I recently read an article (Math Meltdown by Patrick Welsh) sent to me by my superintendent about math instruction in the US. The basic premise of the article is whether or not math instruction tries to cover too much material at the risk of not allowing students time to learn all the basic facts really well. The author asserts that across all subject areas, instruction now focuses on conceptual thinking rather than some basic memorization. So students are being "trained" to think about big pictures and problem solving at the risk of not having basic skills.

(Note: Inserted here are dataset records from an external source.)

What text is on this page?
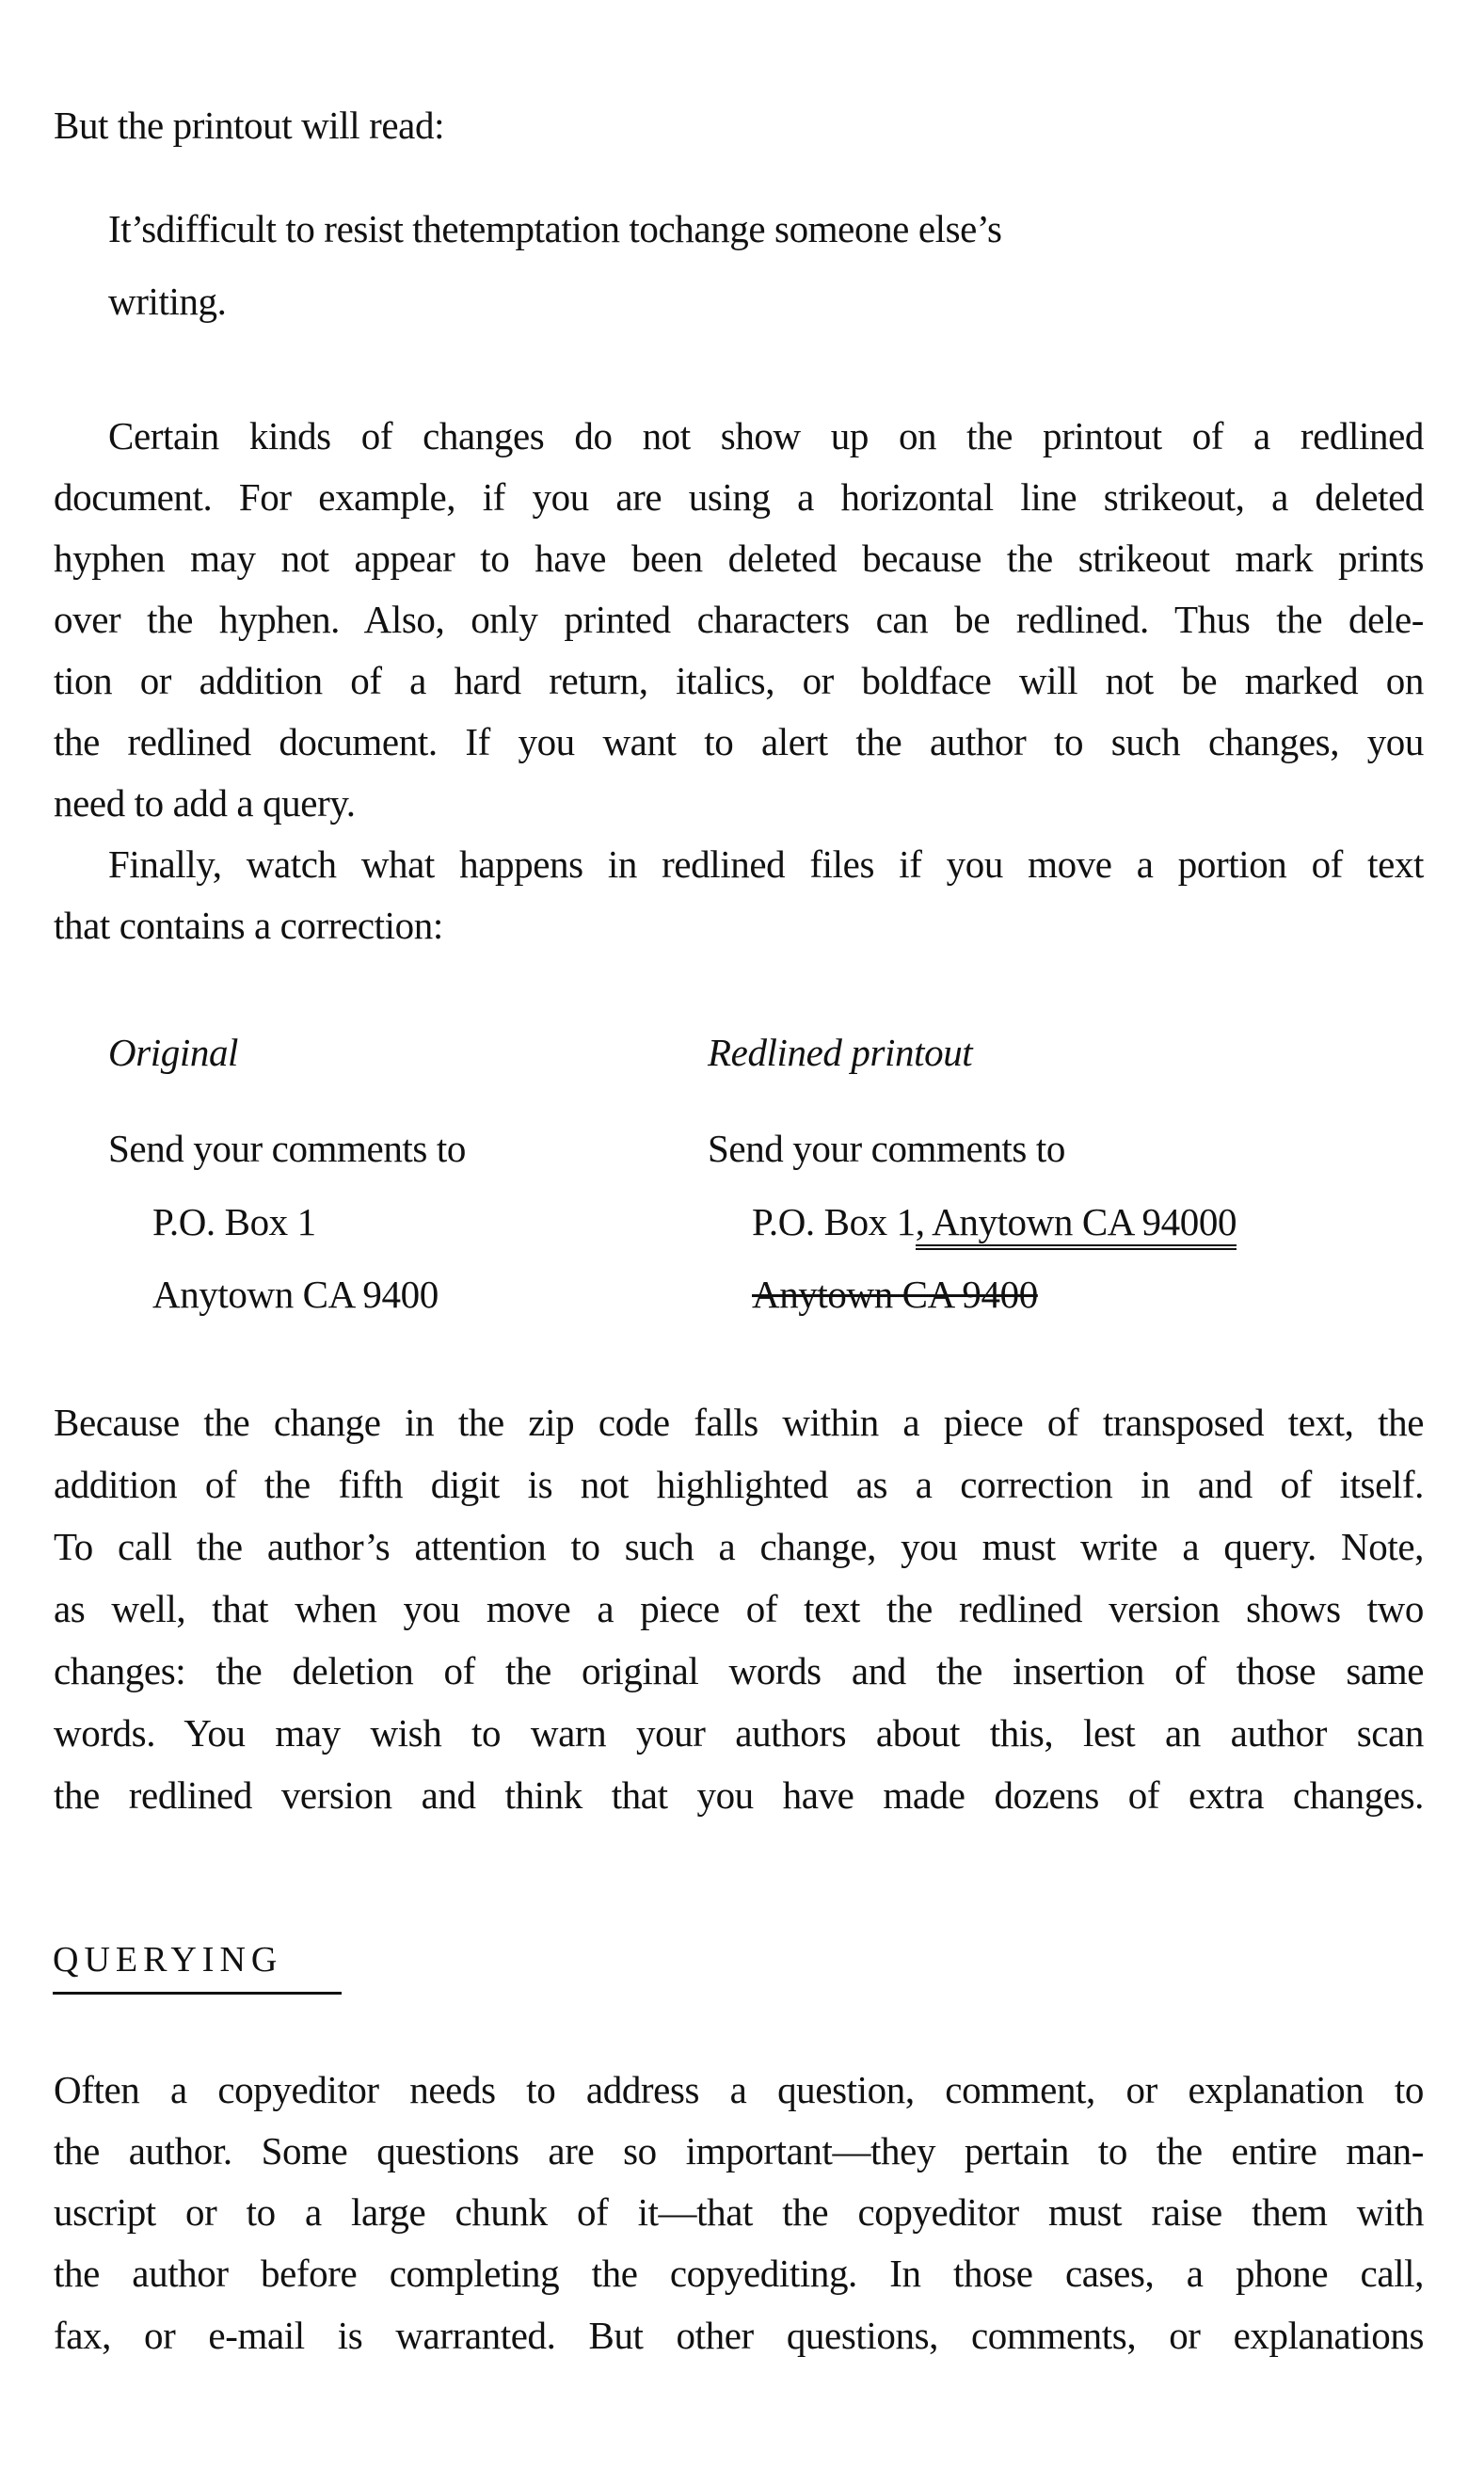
But the printout will read:
It’sdifficult to resist thetemptation tochange someone else’s
writing.
Certain kinds of changes do not show up on the printout of a redlined
document. For example, if you are using a horizontal line strikeout, a deleted
hyphen may not appear to have been deleted because the strikeout mark prints
over the hyphen. Also, only printed characters can be redlined. Thus the dele-
tion or addition of a hard return, italics, or boldface will not be marked on
the redlined document. If you want to alert the author to such changes, you
need to add a query.
Finally, watch what happens in redlined files if you move a portion of text
that contains a correction:
Original
Send your comments to
P.O. Box 1
Anytown CA 9400
Redlined printout
Send your comments to
P.O. Box 1, Anytown CA 94000
Anytown CA 9400
Because the change in the zip code falls within a piece of transposed text, the
addition of the fifth digit is not highlighted as a correction in and of itself.
To call the author’s attention to such a change, you must write a query. Note,
as well, that when you move a piece of text the redlined version shows two
changes: the deletion of the original words and the insertion of those same
words. You may wish to warn your authors about this, lest an author scan
the redlined version and think that you have made dozens of extra changes.
QUERYING
Often a copyeditor needs to address a question, comment, or explanation to
the author. Some questions are so important—they pertain to the entire man-
uscript or to a large chunk of it—that the copyeditor must raise them with
the author before completing the copyediting. In those cases, a phone call,
fax, or e-mail is warranted. But other questions, comments, or explanations
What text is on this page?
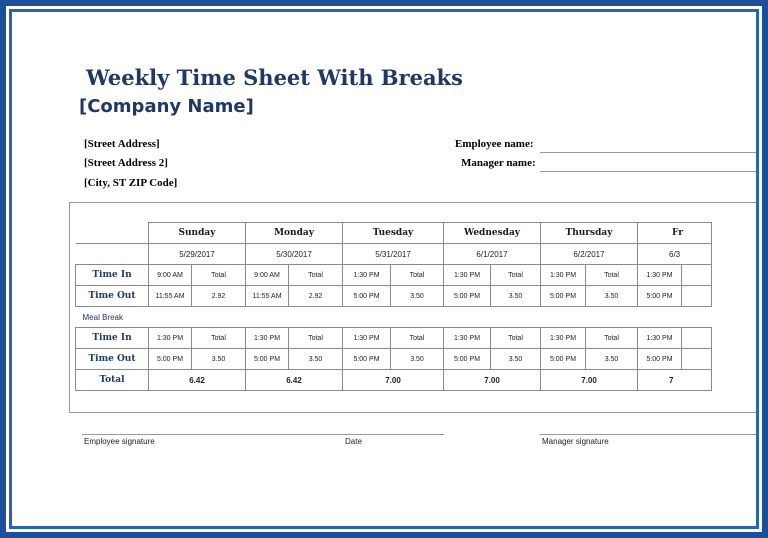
Weekly Time Sheet With Breaks
[Company Name]
[Street Address]
[Street Address 2]
[City, ST ZIP Code]
Employee name:
Manager name:
	Sunday		Monday		Tuesday		Wednesday		Thursday		Fr	
	5/29/2017		5/30/2017		5/31/2017		6/1/2017		6/2/2017		6/3	
Time In	9:00 AM	Total	9:00 AM	Total	1:30 PM	Total	1:30 PM	Total	1:30 PM	Total	1:30 PM	
Time Out	11:55 AM	2.92	11:55 AM	2.92	5:00 PM	3.50	5:00 PM	3.50	5:00 PM	3.50	5:00 PM	
Meal Break												
Time In	1:30 PM	Total	1:30 PM	Total	1:30 PM	Total	1:30 PM	Total	1:30 PM	Total	1:30 PM	
Time Out	5:00 PM	3.50	5:00 PM	3.50	5:00 PM	3.50	5:00 PM	3.50	5:00 PM	3.50	5:00 PM	
Total	6.42		6.42		7.00		7.00		7.00		7	
Employee signature	Date	Manager signature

Welsh believes that it is necessary to put more emphasis on teaching kids basic skills - addition, subtraction, fractions, whole numbers, etc. - in the early grades and leave the conceptual thinking until kids are teenagers and have a better ability to think abstractly.
This has been a great dilemna recently. I felt the pull as a classroom teacher myself. I had so many standards to cover to prepare my kids for the state test (PACT) that I felt like I had to cover every standard to make sure that kids would be able to attempt every question on the test. What I didn't realize is that by covering the surface of everything, that I probably didn't do a great job of teaching most things. I was going an inch deep with most math skills, enough for students to give it back to me successfully on an assessment, and covering a million areas.
I look at it now and see that it is probably more important to cover less topics (an inch wide) and go deeper to make sure that kids truly understand the skill that is to be learned.
This approach to teaching takes great skill, because with a heterogeneous classroom, some students will be ready to move on well before others. This requires a teacher to differentiate the curriculum to make sure that all students' needs are being met.
However, in SC, we still test students at the end of the year on a "million" topics covering all of the standards. Maybe we will get to the point where we decide to have fewer standards in order to cover them more deeply. Our district has adopted a math program (Everyday Counts Math) that promises to strike a balance between conceptual thinking and basic skills (memorization). I don't know if we will ever get to the point where we can cover math skills a mile deep until math standards are rewritten to include fewer skills and are more age appropriate.